AmericanSingles.com

AgoraPress

Tribune

Economie

Politique

Culture

Société

Sites

 
Tribune Libre

11 janvier 2003

Se faire comprendre est aussi un art difficile
Comi M. Toulabor 

Face au changement de constitution, et donc de République, que le général Eyadéma et son assemblée ont adopté le 30 décembre dernier, je me demande si dans un tel contexte une mise au point n’est pas simplement dérisoire. Cependant ayant promis de ne pas fuir le débat, malgré les urgences qui nous accablent, je ne m’inscris donc pas aux abonnés absents. 

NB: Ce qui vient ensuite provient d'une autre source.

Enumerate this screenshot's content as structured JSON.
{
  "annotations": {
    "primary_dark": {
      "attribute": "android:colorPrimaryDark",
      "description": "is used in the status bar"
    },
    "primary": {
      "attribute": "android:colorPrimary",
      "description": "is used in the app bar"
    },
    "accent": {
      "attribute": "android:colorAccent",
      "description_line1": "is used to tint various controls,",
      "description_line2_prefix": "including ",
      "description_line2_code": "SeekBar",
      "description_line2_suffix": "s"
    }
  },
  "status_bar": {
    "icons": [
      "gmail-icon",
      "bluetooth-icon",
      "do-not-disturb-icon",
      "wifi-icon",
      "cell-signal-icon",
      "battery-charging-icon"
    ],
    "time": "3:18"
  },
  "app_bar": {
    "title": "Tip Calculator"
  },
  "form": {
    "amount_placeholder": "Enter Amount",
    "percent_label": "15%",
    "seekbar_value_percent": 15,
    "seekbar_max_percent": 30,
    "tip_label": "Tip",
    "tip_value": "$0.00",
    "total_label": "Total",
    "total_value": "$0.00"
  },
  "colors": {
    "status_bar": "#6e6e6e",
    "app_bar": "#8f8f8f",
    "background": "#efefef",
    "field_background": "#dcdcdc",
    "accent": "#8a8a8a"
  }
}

J’ai récupéré sur différents sites les réactions des uns et des autres qui me paraissent essentielles pour nourrir le débat. Je suis ravi que le débat puisse s’instaurer même sur des sujets sensibles. La dictature se nourrit de silence, je crois savoir que c’est la devise d’un de nos partis politiques, j’ajouterai aussi pour être explicite de l’inaction, de l’apathie et du fatalisme. A certains moments de la vie politique, la prise de la parole est un acte, à d’autres moments elle ne suffit plus. Toutefois comme je l’avais dit, je refuse les insultes et les dénigrements qui, pour ce qui me concerne, ne sont que la marque de la dictature Eyadéma. La colonisation allemande au Togo a duré une bonne trentaine d’années (1884-1914) et a beaucoup marqué les esprits, même de ceux qui n’ont pas connu cette époque. Je comprends aisément que la dictature obscure et implacable du général Eyadéma, cette colonisation au rabais, qui est en train de fêter ses 36 ans, ait creusé de profonds sillons dans nos esprits, du moins de certains. 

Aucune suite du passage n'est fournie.